Nous pouvons nous demander pourquoi les États-unis ont-ils besoin si pressant, de ces bases militaires dans cette région, alors que les nations concernées n'en sentent pas la nécessité? Contre quels ennemis, l'Amérique veut-elle se prémunir? Au point d'avaler la honte de s'entendre avec son vainqueur d'hier? Hanoï, pour pouvoir continuer à dominer le Cambodge, est prêt à vendre son âme, donc à céder aux demandes américaines. Mais ce faisant, ne risque-t-il pas de défier son voisin du nord? De toute façon ce rapprochement USA-RSV a déjà comme conséquence la volonté forcenée des USA de légaliser le régime installé à Phnom-Penh, par la pointe des baïonnettes de Hanoï. Seule la lutte armée et politique de notre peuple peut obliger Hanoï comme Washington à changer leur politique agressive contre notre pays. L'Indépendance, la Démocratie et la Liberté ne sont jamais donnés, elles sont toujours les fruits de durs combats de tout le peuple.

Khemara Jati

[1]Notre remarque: Ben Kernan est un chercheur australien. Il est très écouté par le gouvernement australien.

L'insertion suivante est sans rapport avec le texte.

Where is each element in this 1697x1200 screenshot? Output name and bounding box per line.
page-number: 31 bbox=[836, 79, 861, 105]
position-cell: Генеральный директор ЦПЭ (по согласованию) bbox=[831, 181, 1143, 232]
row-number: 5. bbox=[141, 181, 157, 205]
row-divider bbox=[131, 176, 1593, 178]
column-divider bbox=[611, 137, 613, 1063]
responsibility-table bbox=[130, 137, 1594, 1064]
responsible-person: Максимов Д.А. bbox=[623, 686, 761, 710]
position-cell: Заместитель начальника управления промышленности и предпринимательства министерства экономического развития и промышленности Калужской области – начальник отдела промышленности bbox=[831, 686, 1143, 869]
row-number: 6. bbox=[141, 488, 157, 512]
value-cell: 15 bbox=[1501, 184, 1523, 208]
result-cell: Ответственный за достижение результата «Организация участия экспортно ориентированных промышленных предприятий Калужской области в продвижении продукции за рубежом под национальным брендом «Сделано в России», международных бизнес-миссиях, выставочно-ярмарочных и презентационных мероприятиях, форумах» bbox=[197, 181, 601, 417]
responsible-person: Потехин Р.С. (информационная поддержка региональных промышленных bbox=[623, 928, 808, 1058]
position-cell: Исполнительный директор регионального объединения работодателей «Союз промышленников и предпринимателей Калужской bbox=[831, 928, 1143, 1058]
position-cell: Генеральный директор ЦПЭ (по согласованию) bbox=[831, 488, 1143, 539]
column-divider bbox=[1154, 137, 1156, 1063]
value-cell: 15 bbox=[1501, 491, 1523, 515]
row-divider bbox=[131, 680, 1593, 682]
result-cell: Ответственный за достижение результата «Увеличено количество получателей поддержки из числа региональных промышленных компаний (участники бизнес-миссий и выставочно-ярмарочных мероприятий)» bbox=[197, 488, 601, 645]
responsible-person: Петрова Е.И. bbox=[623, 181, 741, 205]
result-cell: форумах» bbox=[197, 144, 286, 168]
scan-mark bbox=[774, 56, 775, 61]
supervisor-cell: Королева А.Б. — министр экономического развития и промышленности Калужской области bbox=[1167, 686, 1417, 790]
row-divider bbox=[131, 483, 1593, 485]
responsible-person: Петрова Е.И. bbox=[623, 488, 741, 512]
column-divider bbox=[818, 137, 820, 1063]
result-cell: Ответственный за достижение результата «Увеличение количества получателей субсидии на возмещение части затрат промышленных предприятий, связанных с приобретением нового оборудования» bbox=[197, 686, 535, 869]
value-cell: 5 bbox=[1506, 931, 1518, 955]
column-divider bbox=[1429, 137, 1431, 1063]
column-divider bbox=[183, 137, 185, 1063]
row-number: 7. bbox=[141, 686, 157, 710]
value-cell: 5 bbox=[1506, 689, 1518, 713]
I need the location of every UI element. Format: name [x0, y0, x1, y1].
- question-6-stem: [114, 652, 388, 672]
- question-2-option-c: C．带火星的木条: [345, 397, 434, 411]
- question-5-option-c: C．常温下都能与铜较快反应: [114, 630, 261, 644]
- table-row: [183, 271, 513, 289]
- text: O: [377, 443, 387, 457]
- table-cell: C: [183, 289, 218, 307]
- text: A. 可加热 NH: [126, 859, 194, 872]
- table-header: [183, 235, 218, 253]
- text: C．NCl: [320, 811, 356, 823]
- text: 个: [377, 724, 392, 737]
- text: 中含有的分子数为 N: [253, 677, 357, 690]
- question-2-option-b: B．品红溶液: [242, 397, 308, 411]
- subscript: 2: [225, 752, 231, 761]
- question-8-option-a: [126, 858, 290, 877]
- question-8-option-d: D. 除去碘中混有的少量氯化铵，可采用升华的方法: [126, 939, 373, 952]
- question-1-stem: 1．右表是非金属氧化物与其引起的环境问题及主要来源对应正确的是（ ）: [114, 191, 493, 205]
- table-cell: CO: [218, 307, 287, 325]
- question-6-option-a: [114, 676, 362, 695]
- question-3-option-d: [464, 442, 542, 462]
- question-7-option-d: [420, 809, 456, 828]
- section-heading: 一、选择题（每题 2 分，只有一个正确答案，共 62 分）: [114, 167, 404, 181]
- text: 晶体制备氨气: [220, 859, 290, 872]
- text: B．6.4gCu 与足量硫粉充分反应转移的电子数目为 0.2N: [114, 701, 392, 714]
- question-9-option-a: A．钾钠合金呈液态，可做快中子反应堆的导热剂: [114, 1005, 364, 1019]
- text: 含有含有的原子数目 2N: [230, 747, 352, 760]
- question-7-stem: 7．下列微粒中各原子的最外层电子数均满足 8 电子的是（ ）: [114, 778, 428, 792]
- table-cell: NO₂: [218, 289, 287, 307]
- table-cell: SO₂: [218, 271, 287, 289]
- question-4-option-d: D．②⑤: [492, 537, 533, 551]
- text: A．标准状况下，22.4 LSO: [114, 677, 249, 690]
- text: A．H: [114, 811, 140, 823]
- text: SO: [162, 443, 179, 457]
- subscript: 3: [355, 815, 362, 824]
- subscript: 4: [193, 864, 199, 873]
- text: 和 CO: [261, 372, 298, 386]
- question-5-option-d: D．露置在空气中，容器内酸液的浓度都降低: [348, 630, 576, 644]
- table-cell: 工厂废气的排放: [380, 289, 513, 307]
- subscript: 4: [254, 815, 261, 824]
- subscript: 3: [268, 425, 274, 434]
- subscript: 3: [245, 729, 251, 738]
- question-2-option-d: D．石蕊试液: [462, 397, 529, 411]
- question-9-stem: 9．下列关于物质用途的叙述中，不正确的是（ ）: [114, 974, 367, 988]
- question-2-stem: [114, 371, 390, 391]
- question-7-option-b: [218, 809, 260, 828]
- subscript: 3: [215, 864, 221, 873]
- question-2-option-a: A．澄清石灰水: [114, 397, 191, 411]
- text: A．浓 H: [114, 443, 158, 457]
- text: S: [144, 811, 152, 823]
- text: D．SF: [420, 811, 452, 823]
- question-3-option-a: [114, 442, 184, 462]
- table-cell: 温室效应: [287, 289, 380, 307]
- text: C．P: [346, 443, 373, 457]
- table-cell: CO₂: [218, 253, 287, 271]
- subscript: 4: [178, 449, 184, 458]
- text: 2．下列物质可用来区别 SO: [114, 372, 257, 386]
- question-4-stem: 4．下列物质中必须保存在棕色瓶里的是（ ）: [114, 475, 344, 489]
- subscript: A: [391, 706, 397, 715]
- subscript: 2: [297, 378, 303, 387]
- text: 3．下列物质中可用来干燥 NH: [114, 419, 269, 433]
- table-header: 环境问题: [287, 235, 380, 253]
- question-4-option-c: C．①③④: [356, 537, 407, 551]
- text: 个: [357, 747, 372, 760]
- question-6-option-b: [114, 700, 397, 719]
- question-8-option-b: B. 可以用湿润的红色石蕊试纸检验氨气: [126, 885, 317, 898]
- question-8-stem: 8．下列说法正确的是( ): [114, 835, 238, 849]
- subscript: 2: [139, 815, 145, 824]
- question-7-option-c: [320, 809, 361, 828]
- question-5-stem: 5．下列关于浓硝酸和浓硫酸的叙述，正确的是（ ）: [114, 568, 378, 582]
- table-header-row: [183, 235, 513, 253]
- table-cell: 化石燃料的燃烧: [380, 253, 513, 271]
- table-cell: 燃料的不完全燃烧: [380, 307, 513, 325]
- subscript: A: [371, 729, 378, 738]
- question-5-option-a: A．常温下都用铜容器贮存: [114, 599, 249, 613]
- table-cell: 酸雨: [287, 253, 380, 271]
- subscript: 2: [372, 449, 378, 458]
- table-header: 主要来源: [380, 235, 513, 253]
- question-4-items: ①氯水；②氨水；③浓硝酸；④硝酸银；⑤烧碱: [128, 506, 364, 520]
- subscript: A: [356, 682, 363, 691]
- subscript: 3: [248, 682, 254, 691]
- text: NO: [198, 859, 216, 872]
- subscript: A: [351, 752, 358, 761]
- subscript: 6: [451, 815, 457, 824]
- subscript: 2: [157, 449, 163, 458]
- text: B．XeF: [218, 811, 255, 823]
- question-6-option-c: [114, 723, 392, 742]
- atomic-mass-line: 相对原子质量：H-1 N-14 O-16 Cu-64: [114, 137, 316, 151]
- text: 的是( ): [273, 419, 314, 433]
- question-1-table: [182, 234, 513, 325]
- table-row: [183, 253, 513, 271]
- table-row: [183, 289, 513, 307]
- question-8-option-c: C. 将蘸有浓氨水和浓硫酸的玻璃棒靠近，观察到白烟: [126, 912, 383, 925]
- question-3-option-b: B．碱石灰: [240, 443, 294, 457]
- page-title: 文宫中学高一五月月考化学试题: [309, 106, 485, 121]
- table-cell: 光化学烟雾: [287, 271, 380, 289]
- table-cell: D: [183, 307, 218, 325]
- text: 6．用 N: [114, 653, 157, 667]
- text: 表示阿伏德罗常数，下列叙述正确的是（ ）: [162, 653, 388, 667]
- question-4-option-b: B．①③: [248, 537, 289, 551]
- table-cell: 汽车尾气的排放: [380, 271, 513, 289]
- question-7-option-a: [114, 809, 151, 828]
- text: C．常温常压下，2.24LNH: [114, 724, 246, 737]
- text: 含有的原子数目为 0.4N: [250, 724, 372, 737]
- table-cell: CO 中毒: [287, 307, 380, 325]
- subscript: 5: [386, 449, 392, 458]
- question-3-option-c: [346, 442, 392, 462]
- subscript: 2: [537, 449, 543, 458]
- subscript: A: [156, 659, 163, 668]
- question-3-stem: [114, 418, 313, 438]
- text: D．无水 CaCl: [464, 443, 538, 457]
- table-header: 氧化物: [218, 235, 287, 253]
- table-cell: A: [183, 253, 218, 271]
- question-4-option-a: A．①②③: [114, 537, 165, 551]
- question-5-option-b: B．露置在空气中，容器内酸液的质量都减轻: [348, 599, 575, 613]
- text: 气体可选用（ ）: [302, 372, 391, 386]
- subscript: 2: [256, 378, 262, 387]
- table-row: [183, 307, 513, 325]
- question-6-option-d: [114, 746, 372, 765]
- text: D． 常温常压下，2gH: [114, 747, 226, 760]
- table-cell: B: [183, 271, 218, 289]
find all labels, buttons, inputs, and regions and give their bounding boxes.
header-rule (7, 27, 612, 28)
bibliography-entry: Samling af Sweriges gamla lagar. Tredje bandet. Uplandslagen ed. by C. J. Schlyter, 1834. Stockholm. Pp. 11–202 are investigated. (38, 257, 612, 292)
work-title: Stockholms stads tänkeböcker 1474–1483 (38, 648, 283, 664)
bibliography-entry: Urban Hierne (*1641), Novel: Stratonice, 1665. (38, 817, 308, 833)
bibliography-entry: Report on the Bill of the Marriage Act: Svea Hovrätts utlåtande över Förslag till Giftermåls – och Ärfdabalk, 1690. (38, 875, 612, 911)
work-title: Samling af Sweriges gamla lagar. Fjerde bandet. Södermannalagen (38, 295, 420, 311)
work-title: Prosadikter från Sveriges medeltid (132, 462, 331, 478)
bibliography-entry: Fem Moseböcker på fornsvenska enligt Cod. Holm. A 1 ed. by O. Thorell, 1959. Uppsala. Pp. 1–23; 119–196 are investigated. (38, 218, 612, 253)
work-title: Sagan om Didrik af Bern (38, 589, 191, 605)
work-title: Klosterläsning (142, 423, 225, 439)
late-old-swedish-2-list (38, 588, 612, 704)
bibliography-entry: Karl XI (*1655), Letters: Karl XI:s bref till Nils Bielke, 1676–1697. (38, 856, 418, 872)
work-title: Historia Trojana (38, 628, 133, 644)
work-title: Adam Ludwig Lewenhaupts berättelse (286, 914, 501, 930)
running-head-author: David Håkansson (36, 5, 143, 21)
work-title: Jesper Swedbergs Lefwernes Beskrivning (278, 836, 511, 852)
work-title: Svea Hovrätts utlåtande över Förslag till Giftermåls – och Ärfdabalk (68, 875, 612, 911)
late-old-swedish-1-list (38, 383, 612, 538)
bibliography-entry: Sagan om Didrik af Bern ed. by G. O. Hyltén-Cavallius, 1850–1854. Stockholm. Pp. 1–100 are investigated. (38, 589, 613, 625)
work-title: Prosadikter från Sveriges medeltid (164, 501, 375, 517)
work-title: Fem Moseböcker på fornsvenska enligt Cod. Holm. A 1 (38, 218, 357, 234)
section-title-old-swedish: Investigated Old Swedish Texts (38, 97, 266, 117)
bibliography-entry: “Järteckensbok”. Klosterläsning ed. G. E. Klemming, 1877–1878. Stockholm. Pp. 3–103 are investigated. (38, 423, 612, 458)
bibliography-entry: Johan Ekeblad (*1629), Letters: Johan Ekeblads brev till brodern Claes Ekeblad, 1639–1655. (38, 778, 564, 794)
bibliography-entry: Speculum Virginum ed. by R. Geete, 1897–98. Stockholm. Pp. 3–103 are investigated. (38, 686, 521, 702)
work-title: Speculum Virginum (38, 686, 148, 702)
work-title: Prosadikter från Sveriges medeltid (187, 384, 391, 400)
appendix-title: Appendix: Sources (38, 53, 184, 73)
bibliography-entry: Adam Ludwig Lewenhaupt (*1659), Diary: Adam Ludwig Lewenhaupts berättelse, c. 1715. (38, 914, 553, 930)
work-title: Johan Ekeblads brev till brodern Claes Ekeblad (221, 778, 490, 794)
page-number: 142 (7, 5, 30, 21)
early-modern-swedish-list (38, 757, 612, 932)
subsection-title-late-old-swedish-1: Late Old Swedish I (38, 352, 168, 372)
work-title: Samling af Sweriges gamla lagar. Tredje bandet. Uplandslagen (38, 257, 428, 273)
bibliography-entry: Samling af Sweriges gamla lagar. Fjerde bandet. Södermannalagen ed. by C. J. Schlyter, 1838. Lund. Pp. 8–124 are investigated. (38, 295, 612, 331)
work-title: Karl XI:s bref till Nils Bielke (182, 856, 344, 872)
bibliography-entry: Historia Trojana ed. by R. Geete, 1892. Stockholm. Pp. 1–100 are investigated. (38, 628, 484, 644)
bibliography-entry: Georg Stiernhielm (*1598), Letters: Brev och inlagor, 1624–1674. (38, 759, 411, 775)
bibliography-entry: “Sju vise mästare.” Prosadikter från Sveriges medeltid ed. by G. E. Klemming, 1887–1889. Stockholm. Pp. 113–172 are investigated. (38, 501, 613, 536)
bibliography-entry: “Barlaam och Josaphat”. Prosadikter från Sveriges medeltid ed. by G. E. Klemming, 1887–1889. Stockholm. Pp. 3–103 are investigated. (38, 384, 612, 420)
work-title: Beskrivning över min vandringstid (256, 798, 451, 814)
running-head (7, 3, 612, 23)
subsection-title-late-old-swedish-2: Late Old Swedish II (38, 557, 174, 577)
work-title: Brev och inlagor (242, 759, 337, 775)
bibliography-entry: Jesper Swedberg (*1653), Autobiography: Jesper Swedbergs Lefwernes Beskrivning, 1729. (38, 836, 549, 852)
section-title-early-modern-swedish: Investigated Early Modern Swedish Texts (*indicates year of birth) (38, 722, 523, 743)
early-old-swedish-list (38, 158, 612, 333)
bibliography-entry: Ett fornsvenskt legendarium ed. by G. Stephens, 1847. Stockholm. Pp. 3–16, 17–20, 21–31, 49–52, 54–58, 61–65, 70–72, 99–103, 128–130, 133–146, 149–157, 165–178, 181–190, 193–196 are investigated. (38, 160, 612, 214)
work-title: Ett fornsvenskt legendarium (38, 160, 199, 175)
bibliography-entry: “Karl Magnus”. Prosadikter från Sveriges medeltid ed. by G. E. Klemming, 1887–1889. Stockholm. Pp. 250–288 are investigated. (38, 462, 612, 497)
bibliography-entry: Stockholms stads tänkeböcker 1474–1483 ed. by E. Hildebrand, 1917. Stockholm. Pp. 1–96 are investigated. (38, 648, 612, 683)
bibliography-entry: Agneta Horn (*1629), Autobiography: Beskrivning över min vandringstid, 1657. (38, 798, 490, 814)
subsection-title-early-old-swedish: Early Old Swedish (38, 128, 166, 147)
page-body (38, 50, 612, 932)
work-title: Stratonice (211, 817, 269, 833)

Pour écrire l'histoire récente du Cambodge, en particulier celle des Khmers rouges, il puise ses informations principalement auprès des communistes vietnamiens et des membres du PPC. Pour lui le problème national cambodgien n'existe pas. Les écrits de William Shawcross sont basés sur les archives du gouvernement américain et du Pentagone, donc plus sérieux "Le 15 août (1973) lorsque les derniers avions américains lâchèrent leurs changements, le tonnage de bombe tombé sur le Cambodge depuis l'opération Petit Déjeuner s'élevait à 539,129, dont presque la moitié soit 257,465 tonnes, au cours des six derniers mois. (Pendant la Seconde guerre mondiale, 160,000 tonnes furent lâchées sur le Japon). Rappelons également que Shawcross s'oppose, il y a quelques mois, aux aides militaires occiden-tales au régime de Phnom-Penh.
[2]Article dans Dossiers et Documents No 9/94 - Églises d'Asie N° 187 - 16 novembre 1994; non signé, mais on pense qu'il est de François Ponchaud, page 9.